Yvonne Trénard déchiffre n’importe quel bois. En l’observant droit dans les cernes.
Thierry Faradji
Yvonne TRÉNARD est dendrochronologue. Ce métier à énigmes lui permet d’identifier l’essence de n’importe quel bois, de découvrir ses dates de naissance et d’abattage, ainsi que son origine géographique. Un talent exceptionnel, qui place cet ancien chef du Laboratoire d’anatomie des bois au premier plan pour effectuer des expertises d’œuvres anciennes, sculptures, retables, autels ou charpentes. Deux investigations sont menées, selon les besoins : l’identification et la datation.
L’identification est fort utile pour les historiens. Yvonne TRÉNARD découvrit pour eux que le crayonnage noir des grottes préhistoriques était réalisé au charbon de bois, et non à l’os brûlé. L’identification sert aussi aux enquêtes judiciaires. Le ravisseur du fils de Lindbergh fut démasqué parce qu’il avait abandonné sur les lieux de son crime une échelle de bois provenant de la scierie où il travaillait...
« J’identifie une essence à partir d’un prélèvement minuscule observé au microscope. Les ponctuations et les ornementations du bois me permettent de comparer son empreinte à mes archives, puis de le nommer. Un indice supplémentaire d’expertise pour les panneaux peints non signés des primitifs, dont le bois était généralement coupé dans la région d’utilisation. Rembrandt van Rijn, Pierre Paul Rubens et Pieter Brueghel l’Ancien peignirent leurs clairs-obscurs sur du chêne et du noyer très typiques, alors que le sourire de la Joconde est couché sur du peuplier. »

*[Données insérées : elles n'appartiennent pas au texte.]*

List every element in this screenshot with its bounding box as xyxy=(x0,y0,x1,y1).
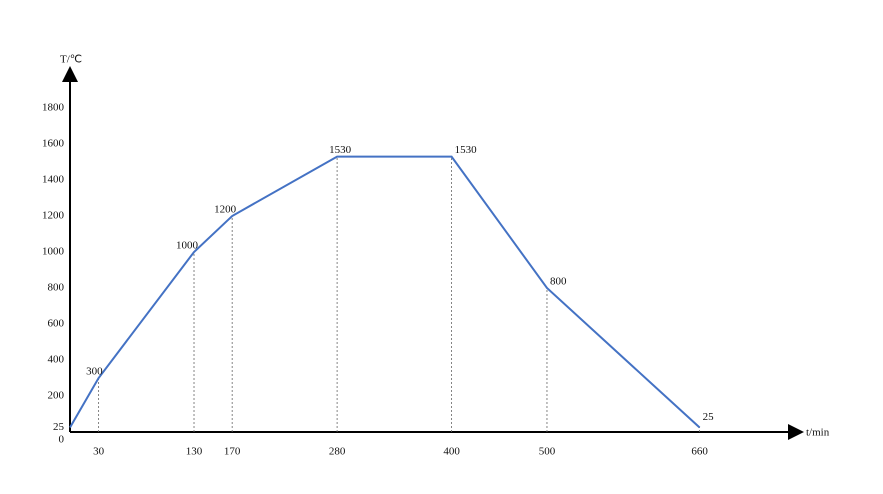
data-label: 25 xyxy=(703,411,715,423)
y-tick-label: 600 xyxy=(48,318,65,330)
y-tick-label: 25 xyxy=(53,421,65,433)
x-tick-label: 280 xyxy=(329,446,346,458)
data-label: 1530 xyxy=(329,144,352,156)
data-label: 1000 xyxy=(176,240,199,252)
data-label: 300 xyxy=(86,366,103,378)
data-label: 800 xyxy=(550,276,567,288)
x-tick-label: 30 xyxy=(93,446,105,458)
x-tick-label: 400 xyxy=(443,446,460,458)
y-tick-label: 200 xyxy=(48,390,65,402)
x-axis-label: t/min xyxy=(806,427,830,439)
x-tick-label: 130 xyxy=(186,446,203,458)
data-label: 1200 xyxy=(214,204,237,216)
y-tick-label: 1600 xyxy=(42,138,65,150)
y-axis-label: T/℃ xyxy=(60,54,82,66)
y-tick-label: 800 xyxy=(48,282,65,294)
y-tick-label: 1200 xyxy=(42,210,65,222)
x-tick-label: 660 xyxy=(691,446,708,458)
y-tick-label: 1800 xyxy=(42,102,65,114)
y-tick-label: 0 xyxy=(59,434,65,446)
y-tick-label: 400 xyxy=(48,354,65,366)
y-tick-label: 1400 xyxy=(42,174,65,186)
y-tick-label: 1000 xyxy=(42,246,65,258)
x-tick-label: 170 xyxy=(224,446,241,458)
data-line xyxy=(69,155,701,429)
x-tick-label: 500 xyxy=(539,446,556,458)
data-label: 1530 xyxy=(455,144,478,156)
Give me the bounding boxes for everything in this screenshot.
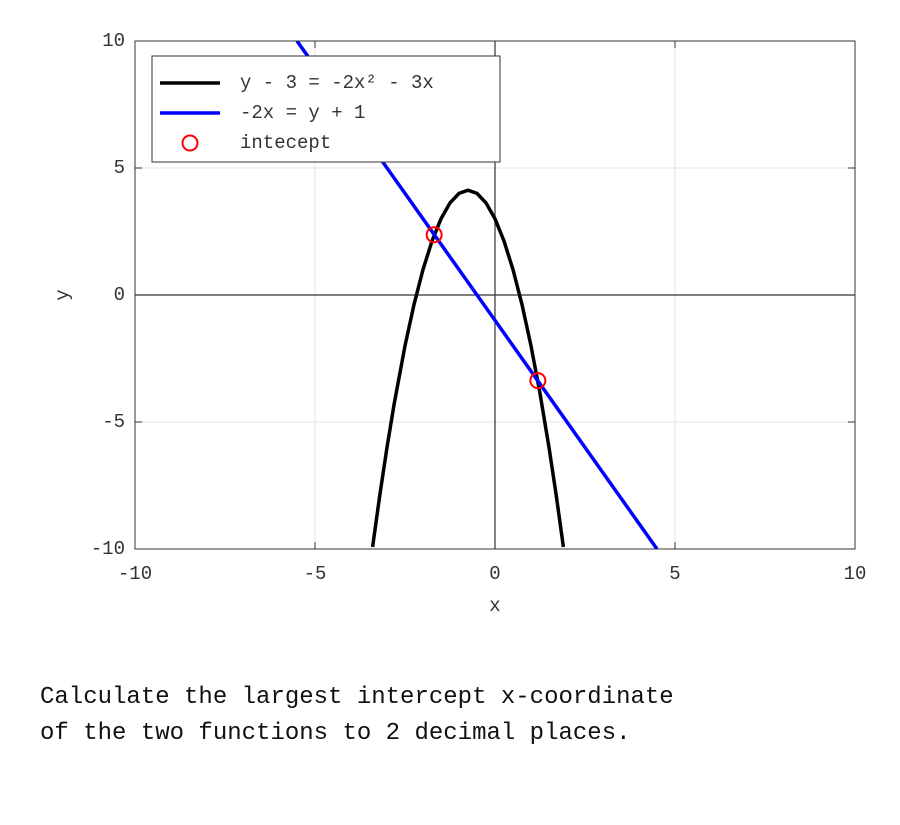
question: Calculate the largest intercept x-coordi… (40, 684, 674, 747)
intercept-marker (425, 226, 443, 244)
x-tick-label: 0 (489, 563, 500, 585)
x-axis-label: x (489, 595, 500, 617)
legend-label: y - 3 = -2x² - 3x (240, 72, 434, 94)
x-tick-label: -5 (304, 563, 327, 585)
y-tick-label: 5 (114, 157, 125, 179)
line-series (370, 188, 566, 548)
legend-swatch (181, 134, 199, 152)
y-tick-label: -5 (102, 411, 125, 433)
plot-frame (134, 40, 856, 550)
x-tick-label: 10 (844, 563, 867, 585)
legend-label: intecept (240, 132, 331, 154)
y-tick-label: 10 (102, 30, 125, 52)
x-tick-label: -10 (118, 563, 152, 585)
y-tick-label: -10 (91, 538, 125, 560)
legend-label: -2x = y + 1 (240, 102, 365, 124)
x-tick-label: 5 (669, 563, 680, 585)
y-axis-label: y (52, 289, 74, 300)
chart: x y -10 -5 0 5 10 -10 -5 0 5 10 y - 3 = -2x² - 3x -… (52, 30, 867, 617)
legend-box (151, 55, 501, 163)
y-tick-label: 0 (114, 284, 125, 306)
intercept-marker (529, 372, 547, 390)
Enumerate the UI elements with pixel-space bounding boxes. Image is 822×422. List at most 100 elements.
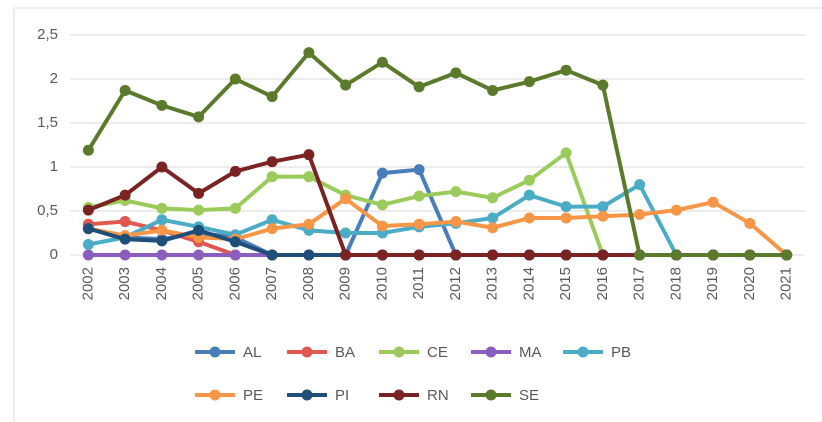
point [597,79,609,91]
point [193,111,205,123]
legend-marker [209,389,221,401]
point [229,236,241,248]
point [597,210,609,222]
point [376,167,388,179]
legend-marker [301,346,313,358]
point [376,199,388,211]
point [229,249,241,261]
point [229,165,241,177]
legend-label: PB [611,344,631,361]
y-tick-label: 0 [50,246,58,263]
point [193,224,205,236]
point [193,187,205,199]
legend-marker [485,346,497,358]
point [413,164,425,176]
point [450,67,462,79]
x-tick-label: 2007 [263,267,280,300]
point [597,201,609,213]
legend-marker [393,389,405,401]
point [266,156,278,168]
point [707,249,719,261]
point [229,202,241,214]
point [340,193,352,205]
point [450,249,462,261]
point [597,249,609,261]
point [303,249,315,261]
x-tick-label: 2021 [778,267,795,300]
x-tick-label: 2002 [79,267,96,300]
point [119,216,131,228]
point [560,147,572,159]
point [266,171,278,183]
x-tick-label: 2018 [667,267,684,300]
x-tick-label: 2015 [557,267,574,300]
x-tick-label: 2004 [153,267,170,300]
point [560,212,572,224]
point [266,223,278,235]
legend-label: CE [427,344,448,361]
y-tick-label: 2,5 [37,26,58,43]
point [487,84,499,96]
legend-label: PI [335,387,349,404]
x-tick-label: 2019 [704,267,721,300]
point [229,73,241,85]
point [450,216,462,228]
point [119,233,131,245]
point [119,84,131,96]
point [156,99,168,111]
point [781,249,793,261]
point [487,249,499,261]
point [487,212,499,224]
point [634,249,646,261]
point [634,209,646,221]
y-tick-label: 1 [50,158,58,175]
legend-marker [485,389,497,401]
point [670,249,682,261]
point [82,223,94,235]
point [340,249,352,261]
point [82,144,94,156]
x-tick-label: 2009 [337,267,354,300]
x-tick-label: 2006 [226,267,243,300]
point [119,249,131,261]
x-tick-label: 2010 [373,267,390,300]
series-line [87,196,788,257]
legend-label: RN [427,387,449,404]
point [376,249,388,261]
point [266,214,278,226]
point [266,91,278,103]
point [413,218,425,230]
legend-label: MA [519,344,542,361]
point [634,179,646,191]
point [413,81,425,93]
point [82,238,94,250]
point [744,217,756,229]
point [523,174,535,186]
x-tick-label: 2012 [447,267,464,300]
y-tick-label: 1,5 [37,114,58,131]
point [487,222,499,234]
x-tick-label: 2003 [116,267,133,300]
point [156,161,168,173]
point [413,190,425,202]
point [156,202,168,214]
legend-label: SE [519,387,539,404]
point [303,171,315,183]
point [303,47,315,59]
legend-marker [393,346,405,358]
point [340,79,352,91]
point [376,56,388,68]
point [670,204,682,216]
point [523,249,535,261]
point [156,214,168,226]
point [266,249,278,261]
point [560,201,572,213]
legend-marker [301,389,313,401]
point [340,227,352,239]
point [413,249,425,261]
point [156,235,168,247]
legend-label: AL [243,344,261,361]
point [560,249,572,261]
point [156,249,168,261]
y-tick-label: 2 [50,70,58,87]
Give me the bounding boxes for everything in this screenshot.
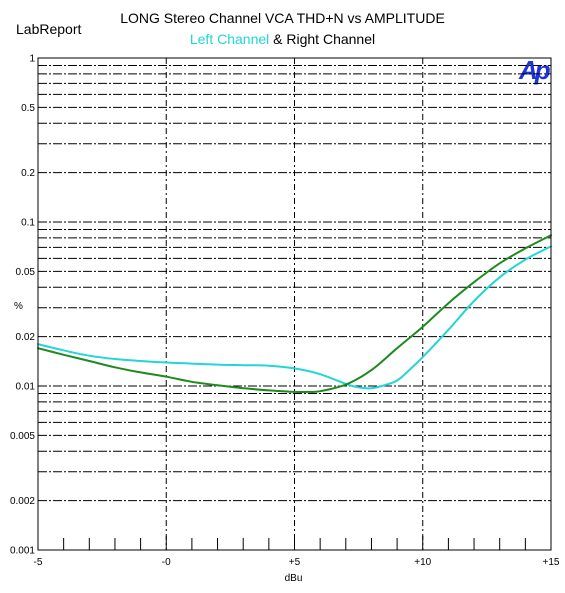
series-line-left-channel	[37, 245, 552, 390]
x-tick-label: +5	[289, 557, 301, 568]
ap-logo: Ap	[519, 55, 551, 85]
series-line-right-channel	[37, 234, 552, 394]
y-tick-label: 0.05	[16, 267, 36, 278]
x-tick-label: +15	[543, 557, 560, 568]
y-tick-label: 0.1	[21, 218, 35, 229]
y-tick-label: 1	[29, 54, 35, 65]
y-tick-label: 0.002	[10, 496, 35, 507]
chart-title: LONG Stereo Channel VCA THD+N vs AMPLITU…	[120, 10, 445, 26]
y-tick-label: 0.5	[21, 103, 35, 114]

Seconde spécialité scientifique d’Yvonne TRÉNARD : la datation du bois. Cet indice confirme la date de création d’une œuvre grâce à une lecture savante des cernes d’un tronc.
« Durant chaque année de sa croissance, l’arbre européen s’épanouit selon les variations de climat et d’environnement de sa zone géographique. En bref, une année favorable provoque un cerne large et une mauvaise année un cerne étroit. Au-delà de leur nombre, qui matérialise visuellement l’âge de l’arbre, leur épaisseur est donc un véritable “enregistrement”, quasi équivalent pour toutes les espèces identiques d’une même région. Je mesure précisément chacun d’eux, au dixième de millimètre. Avec cette succession de calculs, l’ordinateur établit une courbe signalétique, qu’il compare ensuite aux innombrables courbes engrangées dans sa mémoire. Lorsque deux diagrammes se superposent, nous détenons un point de repère chronologique. Les cernes se transforment alors en calendrier et nous dévoilent les anniversaires de l’arbre jusqu’à son année d’abattage. La datation définitive est d’autant plus fiable que l’échantillon analysé a conservé l’aubier, partie tendre juste sous l’écorce, certifiant ainsi l’intégralité d’un tronc. »
Des carottages d’arbres « témoins » encore vivants furent effectués en guise de référence dans toutes les grandes forêts européennes. Si nous ne possédons pas ces pins américains vieux de quatre mille ans, nous conservons néanmoins quelques chênes âgés de cinq cents ans. Leurs petits frères arbrisseaux ont immortalisé les boiseries de nos plus beaux châteaux. Leurs cernes accusent le poids des siècles.